On Thursday, a group of more than 400 healthcare providers and researchers released an open letter to Ontario Premier Doug Ford to add high dose injectable hydromorphone to the plan so that it can be prescribed in a cost-effective way. The letter also called for the implementation of programs that provide safer drugs.
A spokesperson for the Ontario health ministry told Global News in an email that the province “takes the ongoing opioid crisis very seriously and is committed to helping people struggling with addiction to get the help that they need, when they need it.”
The province is also reviewing the federal injectable hydromorphone announcement, but that “no decisions have been made with respect to Ontario’s support for hydromorphone treatment.”
Former Liberal health minister Jane Philpott, who is currently an independent MP, was instrumental in implementing a number of federal measures to address the opioid crisis in Canada such as easing restrictions around opening supervised consumption sites.

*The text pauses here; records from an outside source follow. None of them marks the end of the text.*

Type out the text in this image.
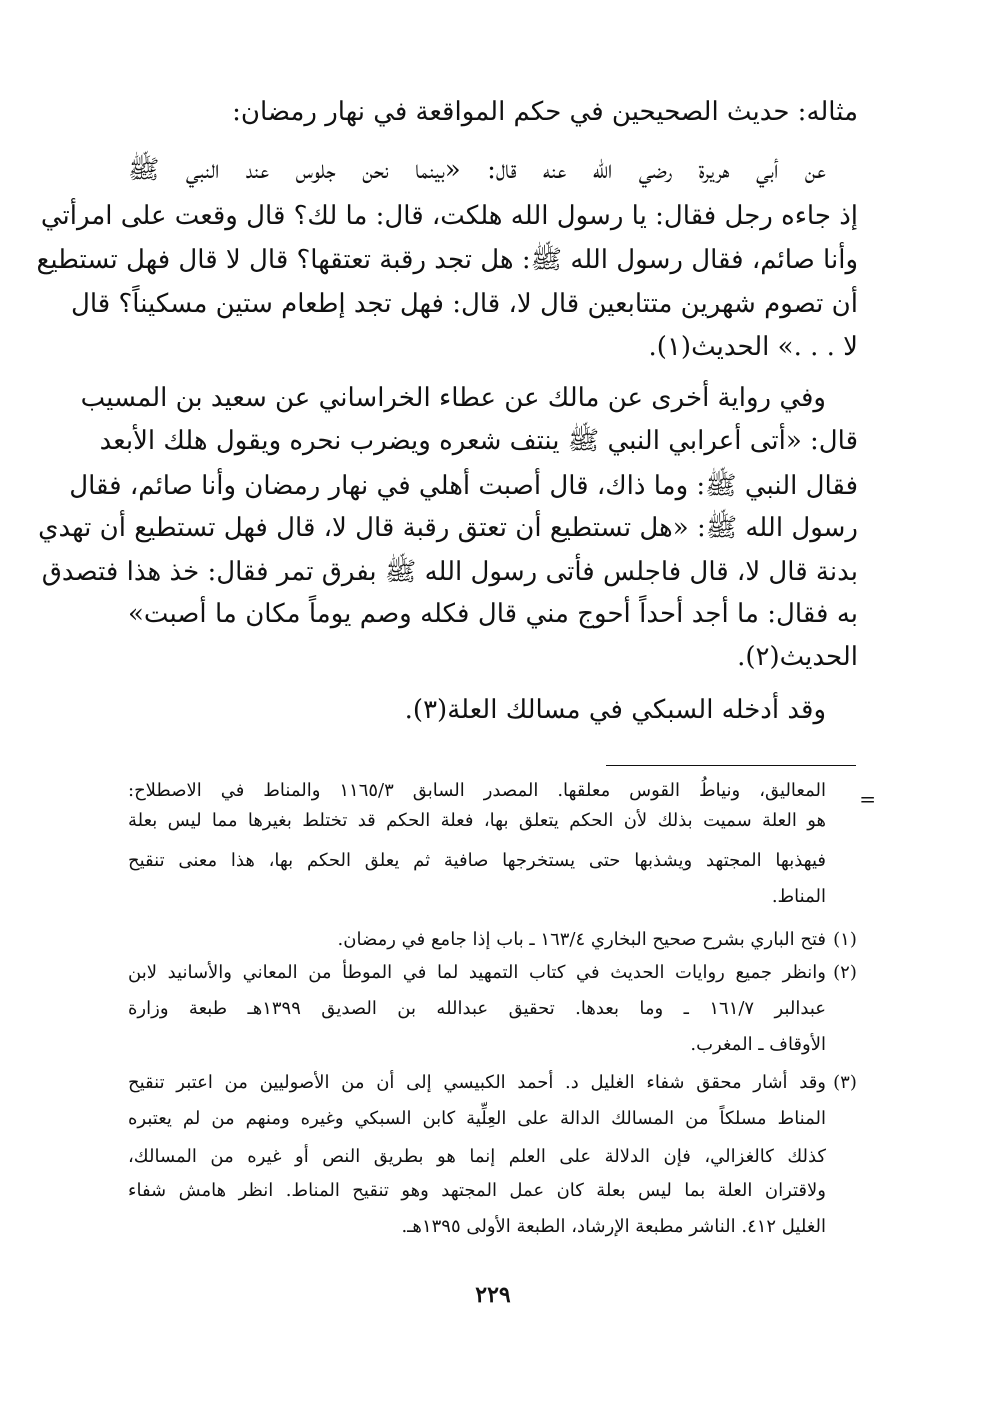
مثاله: حديث الصحيحين في حكم المواقعة في نهار رمضان:
عن أبي هريرة رضي الله عنه قال: «بينما نحن جلوس عند النبي ﷺ
إذ جاءه رجل فقال: يا رسول الله هلكت، قال: ما لك؟ قال وقعت على امرأتي
وأنا صائم، فقال رسول الله ﷺ: هل تجد رقبة تعتقها؟ قال لا قال فهل تستطيع
أن تصوم شهرين متتابعين قال لا، قال: فهل تجد إطعام ستين مسكيناً؟ قال
لا . . .» الحديث(١).
وفي رواية أخرى عن مالك عن عطاء الخراساني عن سعيد بن المسيب
قال: «أتى أعرابي النبي ﷺ ينتف شعره ويضرب نحره ويقول هلك الأبعد
فقال النبي ﷺ: وما ذاك، قال أصبت أهلي في نهار رمضان وأنا صائم، فقال
رسول الله ﷺ: «هل تستطيع أن تعتق رقبة قال لا، قال فهل تستطيع أن تهدي
بدنة قال لا، قال فاجلس فأتى رسول الله ﷺ بفرق تمر فقال: خذ هذا فتصدق
به فقال: ما أجد أحداً أحوج مني قال فكله وصم يوماً مكان ما أصبت»
الحديث(٢).
وقد أدخله السبكي في مسالك العلة(٣).
=
المعاليق، ونياطُ القوس معلقها. المصدر السابق ١١٦٥/٣ والمناط في الاصطلاح:
هو العلة سميت بذلك لأن الحكم يتعلق بها، فعلة الحكم قد تختلط بغيرها مما ليس بعلة
فيهذبها المجتهد ويشذبها حتى يستخرجها صافية ثم يعلق الحكم بها، هذا معنى تنقيح
المناط.
(١)
فتح الباري بشرح صحيح البخاري ١٦٣/٤ ـ باب إذا جامع في رمضان.
(٢)
وانظر جميع روايات الحديث في كتاب التمهيد لما في الموطأ من المعاني والأسانيد لابن
عبدالبر ١٦١/٧ ـ وما بعدها. تحقيق عبدالله بن الصديق ١٣٩٩هـ طبعة وزارة
الأوقاف ـ المغرب.
(٣)
وقد أشار محقق شفاء الغليل د. أحمد الكبيسي إلى أن من الأصوليين من اعتبر تنقيح
المناط مسلكاً من المسالك الدالة على العِلِّية كابن السبكي وغيره ومنهم من لم يعتبره
كذلك كالغزالي، فإن الدلالة على العلم إنما هو بطريق النص أو غيره من المسالك،
ولاقتران العلة بما ليس بعلة كان عمل المجتهد وهو تنقيح المناط. انظر هامش شفاء
الغليل ٤١٢. الناشر مطبعة الإرشاد، الطبعة الأولى ١٣٩٥هـ.
٢٢٩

Although health care is under provincial jurisdiction, Philpott told Global News in an interview that the federal government can be a champion for certain harm reduction approaches.
“As physicians and this entire system becomes more comfortable with the concept of safe supply,” said Philpott, “one of the things the federal government has already done and can do even more is make sure that the work that’s being done is well-documented and well-researched so that we can start to understand what best practice looks like.”